I wasn't about to go out spend $100s of dollars for an American choir uniform company to ship me some generic dress that I would have to hem myself anyway! Who knows how many concerts I will be singing at! Maybe this would be my first and last concert with them. It just doesn't make sense to make that kind of investment now. Where would I find a black velvet gown? I have to say, velvet is something not readily stocked in mainstream stores. Maybe I could try a thrift store? an mature lady's store at the mall? I was low on ideas. No matter what, I would need to start hunting. I googled to the far recesses of the internet abyss and came up with a few options but I was resistant to order them even after measuring myself numerous times with a tape measure and looking at individual sizing guides. I cursed the fact that my measurements didn't clearly fall into a specific category. I had a waist measurements for one size but the hip measurements for a completely different size. Oh, the woes of acquiring a uniform! I've gotten use to the luxury of having uniforms provided for me where all I would need to do is pay a rental fee. I called my mother explaining my predicament in an exasperated tone. In order to placate me she said that it wouldn't be that hard to make and that we could just buy some cheap Halloween costume type velvet and she could sew one. Essentially, it would end up looking like a tube with sleeves. Yay! I would not be on the stage naked! Thanks Mom!
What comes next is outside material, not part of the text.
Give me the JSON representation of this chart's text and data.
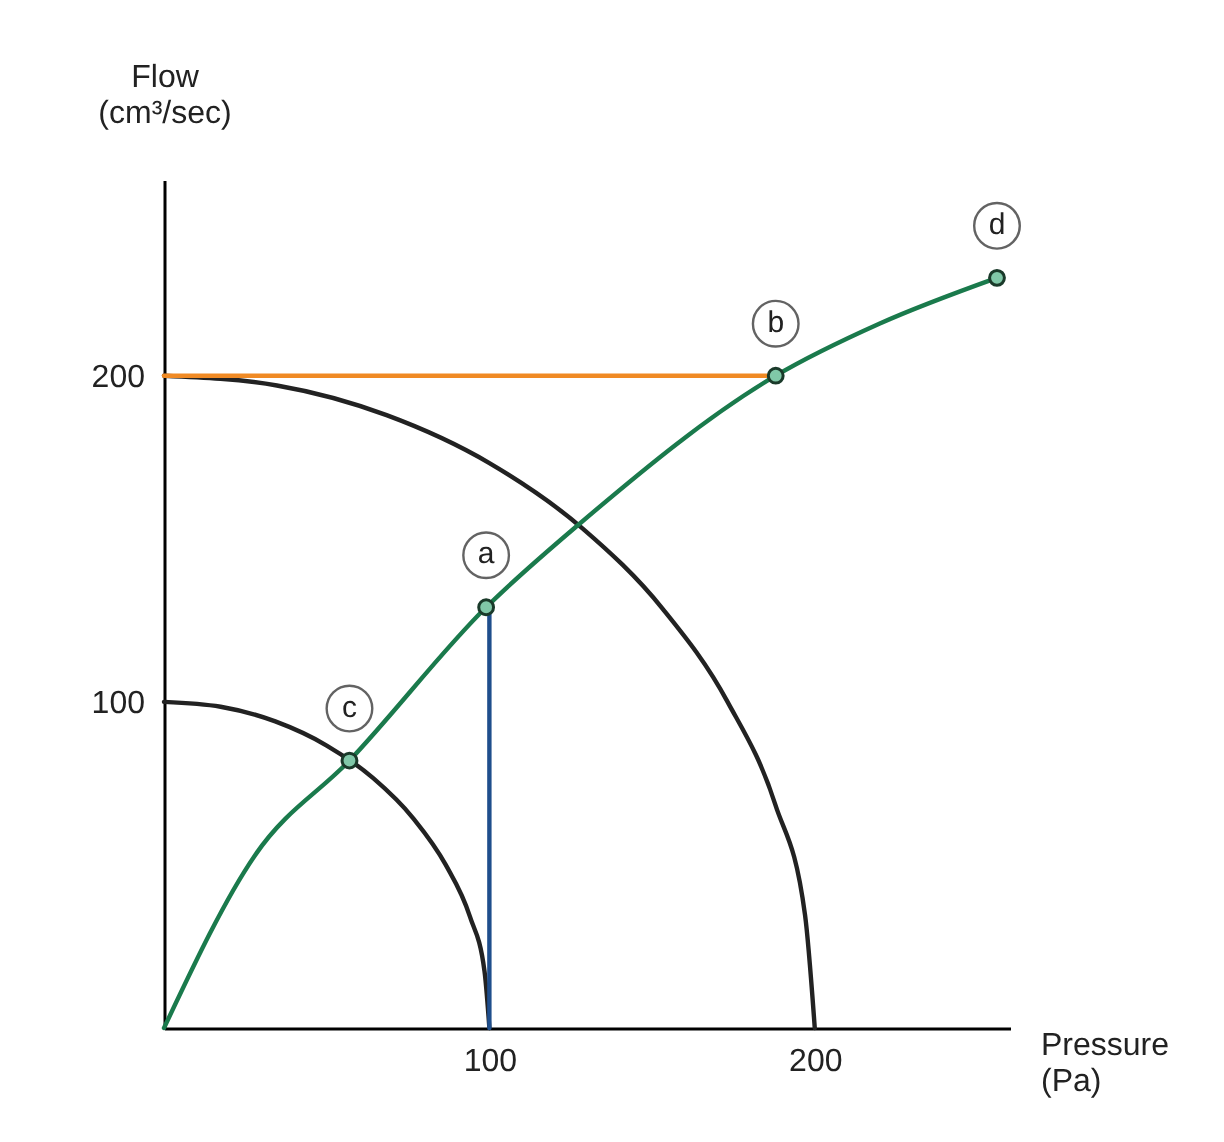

However, as a back-up, I also defaulted to an extremely handy tool: Twitter. I posted a message inquiring whether anybody had any ideas of where I could find a velvet gown. After a teasing reply from my sister asking me if the dress was in an effort to realize my dream of becoming a nun, I was delighted to get a response back from my friend Christina. She asked me if I would be interested in a velvet tent. I was slightly confused by the message and started to imagine a velvet dress with scoopy draping. When I did see her in person where she explained the fit of the dress and how it was made for her (for another choir she was in)... I began to have hope. It sounded like a dress that was specifically designed to be a uniform! We are roughly the same height, I'm a tad bit shorter and she says the dress is very forgiving fit-wise. She confessed that since the fabric is so stretchy she even wore a snowsuit under it one year when she had to carol outside in it. She promised to bring it for me the next day. She wanted me to try it right away so I put it on while at a Starbucks to see the fit. Also, I didn't go into the bathroom. I just put it on over my leather jacket and jeans. Christina and another friend dissolved into hysterical laughter---watching me wiggle my way into the dress while out in public. It actually fit pretty well! I required some help taking it off since it was sticking to my jacket so I had to raise my hands and get Christina to peel it off of me. Good times!
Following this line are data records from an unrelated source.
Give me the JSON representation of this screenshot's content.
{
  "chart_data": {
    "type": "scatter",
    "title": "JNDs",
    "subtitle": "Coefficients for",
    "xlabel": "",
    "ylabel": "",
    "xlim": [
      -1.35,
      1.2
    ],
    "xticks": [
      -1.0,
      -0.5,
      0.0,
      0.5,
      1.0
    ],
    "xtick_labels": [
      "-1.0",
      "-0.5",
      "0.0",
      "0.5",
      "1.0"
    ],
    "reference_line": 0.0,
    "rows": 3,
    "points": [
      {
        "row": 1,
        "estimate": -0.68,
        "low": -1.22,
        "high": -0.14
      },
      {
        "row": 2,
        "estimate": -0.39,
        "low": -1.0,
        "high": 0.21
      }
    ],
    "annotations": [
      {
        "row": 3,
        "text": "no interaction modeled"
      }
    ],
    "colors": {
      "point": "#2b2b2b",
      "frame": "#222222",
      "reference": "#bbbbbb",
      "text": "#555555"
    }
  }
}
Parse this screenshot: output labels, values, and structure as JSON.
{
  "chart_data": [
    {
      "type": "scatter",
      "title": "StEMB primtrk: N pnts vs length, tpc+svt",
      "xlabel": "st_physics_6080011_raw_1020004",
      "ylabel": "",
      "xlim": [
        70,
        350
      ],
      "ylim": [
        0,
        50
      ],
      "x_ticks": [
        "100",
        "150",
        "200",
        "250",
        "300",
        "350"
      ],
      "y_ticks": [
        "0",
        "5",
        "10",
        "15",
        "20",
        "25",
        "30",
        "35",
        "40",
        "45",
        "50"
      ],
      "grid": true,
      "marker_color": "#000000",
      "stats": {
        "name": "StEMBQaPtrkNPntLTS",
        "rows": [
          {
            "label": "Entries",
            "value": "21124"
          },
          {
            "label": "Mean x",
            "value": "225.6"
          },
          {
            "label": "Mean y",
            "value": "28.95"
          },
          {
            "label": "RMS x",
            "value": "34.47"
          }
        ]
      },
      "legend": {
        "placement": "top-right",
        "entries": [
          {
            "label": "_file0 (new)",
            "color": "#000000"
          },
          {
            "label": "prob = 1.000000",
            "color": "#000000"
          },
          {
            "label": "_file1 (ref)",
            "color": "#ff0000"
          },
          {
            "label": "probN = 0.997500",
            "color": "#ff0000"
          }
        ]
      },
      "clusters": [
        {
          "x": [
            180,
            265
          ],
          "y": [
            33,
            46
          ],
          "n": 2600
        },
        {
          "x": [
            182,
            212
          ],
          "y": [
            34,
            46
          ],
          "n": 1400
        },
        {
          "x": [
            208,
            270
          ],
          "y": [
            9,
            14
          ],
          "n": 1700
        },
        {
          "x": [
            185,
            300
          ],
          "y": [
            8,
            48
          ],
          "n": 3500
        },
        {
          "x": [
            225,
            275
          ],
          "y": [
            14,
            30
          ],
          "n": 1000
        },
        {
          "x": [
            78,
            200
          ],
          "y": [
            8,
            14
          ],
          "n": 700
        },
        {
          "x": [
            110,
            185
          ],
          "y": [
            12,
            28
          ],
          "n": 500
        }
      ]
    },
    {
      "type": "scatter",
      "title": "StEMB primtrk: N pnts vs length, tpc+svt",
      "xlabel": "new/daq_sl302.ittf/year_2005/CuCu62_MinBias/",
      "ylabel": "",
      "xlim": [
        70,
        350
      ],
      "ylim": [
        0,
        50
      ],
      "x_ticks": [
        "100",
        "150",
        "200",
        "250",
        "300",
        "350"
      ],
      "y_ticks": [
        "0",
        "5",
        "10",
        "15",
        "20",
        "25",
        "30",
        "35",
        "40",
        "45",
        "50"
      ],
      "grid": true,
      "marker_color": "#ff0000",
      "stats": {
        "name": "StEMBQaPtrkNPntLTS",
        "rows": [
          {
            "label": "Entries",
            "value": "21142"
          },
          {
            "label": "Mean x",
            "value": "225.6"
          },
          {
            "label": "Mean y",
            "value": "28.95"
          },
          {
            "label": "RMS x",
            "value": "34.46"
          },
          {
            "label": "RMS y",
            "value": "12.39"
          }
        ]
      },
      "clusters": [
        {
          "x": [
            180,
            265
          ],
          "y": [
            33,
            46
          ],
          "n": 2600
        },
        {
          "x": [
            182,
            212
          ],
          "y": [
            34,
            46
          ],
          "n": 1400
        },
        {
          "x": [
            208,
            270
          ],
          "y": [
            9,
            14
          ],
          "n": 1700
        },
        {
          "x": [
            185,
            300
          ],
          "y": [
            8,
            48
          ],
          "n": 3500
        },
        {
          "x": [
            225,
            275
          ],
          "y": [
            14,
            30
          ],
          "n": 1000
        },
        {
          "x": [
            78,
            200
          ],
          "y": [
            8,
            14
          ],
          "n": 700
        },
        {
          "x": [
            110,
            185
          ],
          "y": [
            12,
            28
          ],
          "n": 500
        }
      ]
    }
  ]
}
Upon arriving home, my mom was relieved to see that I had found another option. She looked at the dress and said the velvet is a lot nicer than the cheaper costume velvet we had in mind. I was glad to have another thing off my mind since the last thing I need to do is run around searching for a velvet gown.
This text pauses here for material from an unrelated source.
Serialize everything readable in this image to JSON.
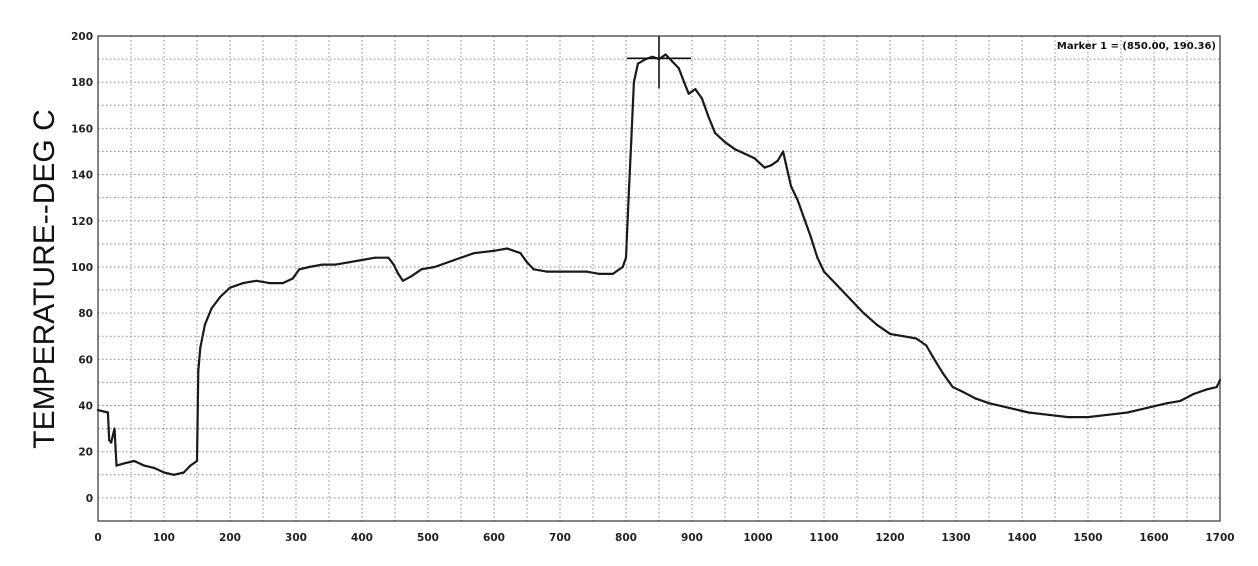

The next thing will be learning the music for the Pro Coro! I just picked it up today so I will update you on my progress while I learn it!
Until next time, take care!
Congratulations! I look forward to reading about your experiences.
Thanks! I'll definitely keep you posted!
Also, did you end up auditioning for that choir you mentioned in a previous comment post?
Well, I was going to chicken out and wait until next year, but after I read your post tonight I was inspired and I finally sent in the inquiry form.
Here's the choir I'm going for:
Schola Cantorum on Hudson
And thanks for remembering me and my previous comments!
I'm glad you submitted an inquiry! Sometimes all we need it a bit of nudge to convince us to go ahead. I definitely needed one as well! I'm a strong believer that nothing bad can come out of an audition. You've really got nothing to lose. Maybe some lost time and a slightly bruised ego, if things take a turn for the worse, but it's totally worth it if you just take the risk to come out of your musical comfort zone. Even if you somehow don't manage to get in, it's the same as if you didn't try out at all. Plus, you'll always learn something from the experience, even if it's just knowing what to expect from a more formal audition.
Keep me posted on your progress and best of luck!
Woah, Sable! You even have a "guest blogger"?!